Veniamo alla terza lezione. La storia non conosce leggi necessarie. Ma al momento è plausibile che la Gran Bretagna, a un certo punto, si appellerà all’articolo 50 e inizierà il processo per lasciare l’Unione Europea; quindi la Scozia richiederà, e probabilmente vincerà, un nuovo referendum per l’indipendenza e tenterà di avviare il processo di adesione all’Unione Europea come paese indipendente; l’Inghilterra, il Galles e l’Irlanda del Nord saranno forse tutto ciò che rimarrà dell’Impero Britannico, la “Grande Inghilterra”, che avrebbe preferito suicidarsi piuttosto che diventare un “normale” paese europeo. Potrebbe verificarsi una disgregazione ancora più veloce di quella della Jugoslavia.

La politica non dovrebbe essere basata solo sulle politiche economiche (condizione necessaria). Dovrebbe essere guidata principalmente da un progetto umano e sociale

Un modesto vantaggio di un’implosione talmente tragica sarebbe la possibilità di un progetto politico europeo più fattibile.
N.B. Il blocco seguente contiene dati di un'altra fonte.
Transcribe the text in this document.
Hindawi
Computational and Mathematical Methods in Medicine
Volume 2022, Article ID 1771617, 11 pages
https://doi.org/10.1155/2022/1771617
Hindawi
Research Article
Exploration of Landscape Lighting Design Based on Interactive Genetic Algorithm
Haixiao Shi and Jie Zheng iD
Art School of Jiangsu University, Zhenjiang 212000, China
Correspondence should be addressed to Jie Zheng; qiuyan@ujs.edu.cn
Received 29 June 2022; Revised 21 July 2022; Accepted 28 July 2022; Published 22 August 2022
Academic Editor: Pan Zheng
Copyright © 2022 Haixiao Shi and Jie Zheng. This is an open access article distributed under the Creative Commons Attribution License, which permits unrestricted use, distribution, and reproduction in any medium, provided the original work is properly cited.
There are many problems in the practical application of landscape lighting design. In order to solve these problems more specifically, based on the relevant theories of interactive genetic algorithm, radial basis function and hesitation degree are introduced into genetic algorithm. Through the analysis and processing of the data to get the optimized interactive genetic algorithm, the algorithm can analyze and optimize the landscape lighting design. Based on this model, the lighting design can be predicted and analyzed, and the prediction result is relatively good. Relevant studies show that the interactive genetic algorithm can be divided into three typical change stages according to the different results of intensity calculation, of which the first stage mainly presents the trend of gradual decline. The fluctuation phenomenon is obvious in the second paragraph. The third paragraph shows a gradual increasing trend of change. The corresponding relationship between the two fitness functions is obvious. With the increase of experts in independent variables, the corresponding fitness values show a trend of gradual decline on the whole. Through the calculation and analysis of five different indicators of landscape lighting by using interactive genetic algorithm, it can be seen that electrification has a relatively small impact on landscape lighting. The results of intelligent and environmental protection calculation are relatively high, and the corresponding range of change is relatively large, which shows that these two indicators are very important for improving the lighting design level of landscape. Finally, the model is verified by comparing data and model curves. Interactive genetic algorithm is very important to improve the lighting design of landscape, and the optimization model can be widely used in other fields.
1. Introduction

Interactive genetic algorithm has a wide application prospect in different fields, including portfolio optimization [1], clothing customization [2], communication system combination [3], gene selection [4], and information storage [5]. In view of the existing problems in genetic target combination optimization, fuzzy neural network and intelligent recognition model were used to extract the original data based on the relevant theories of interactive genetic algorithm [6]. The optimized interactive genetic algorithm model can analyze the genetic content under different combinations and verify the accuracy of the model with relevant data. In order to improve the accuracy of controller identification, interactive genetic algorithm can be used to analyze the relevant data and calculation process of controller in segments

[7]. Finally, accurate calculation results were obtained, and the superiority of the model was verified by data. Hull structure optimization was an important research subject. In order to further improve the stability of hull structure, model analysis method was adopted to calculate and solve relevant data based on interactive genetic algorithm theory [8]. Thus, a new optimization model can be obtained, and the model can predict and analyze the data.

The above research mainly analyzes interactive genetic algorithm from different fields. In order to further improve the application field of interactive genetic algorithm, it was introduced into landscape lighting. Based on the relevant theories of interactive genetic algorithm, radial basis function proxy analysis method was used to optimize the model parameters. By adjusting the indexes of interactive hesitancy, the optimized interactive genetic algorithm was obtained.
La politica non dovrebbe essere basata solo sulle politiche economiche (condizione necessaria). Dovrebbe essere guidata principalmente da un progetto umano e sociale (condizione sufficiente). L’Unione Europea non può essere fatta solo di leggi, regolamenti, sovvenzioni e fondi, di euro o di un mercato comune. Essa deve essere prima di tutto un progetto di convivenza sociale che apporti un valore aggiunto: stare insieme deve essere meglio che stare da soli. La forma di un tale progetto politico per una futura Unione Europea richiederà una progettazione molto intelligente, ma senza il Regno Unito che cerca disperatamente di premere sul pedale del freno, potrebbe essere finalmente meno difficile mettere insieme il mosaico europeo. E anche in questo caso, le tecnologie digitali saranno essenziali al fine di coinvolgere tutti i cittadini europei nella costruzione di una UE migliore. L’era post-Brexit potrebbe partire da un’”Europa delle reti”.

LUCIANO FLORIDI

Riferimenti

Adams, J. (1787). A defence of the constitutions of government of the United States of America. London, C. Dilly.

Bobbio, N. and R. Bellamy (1987). The future of democracy: a defence of the rules of the game. Cambridge, Polity.

Mill, J. S. (1861). Considerations on representative government. London, Parker, Son, and Bourn.

Pennock, J. R. (1979). Democratic political theory. Princeton, Princeton University Press.

Thorley, J. (2004). Athenian Democracy. London, Routledge.

Wolf, M. (24 June 2016). “Brexit will reconfigure the UK economy.” Financial Times.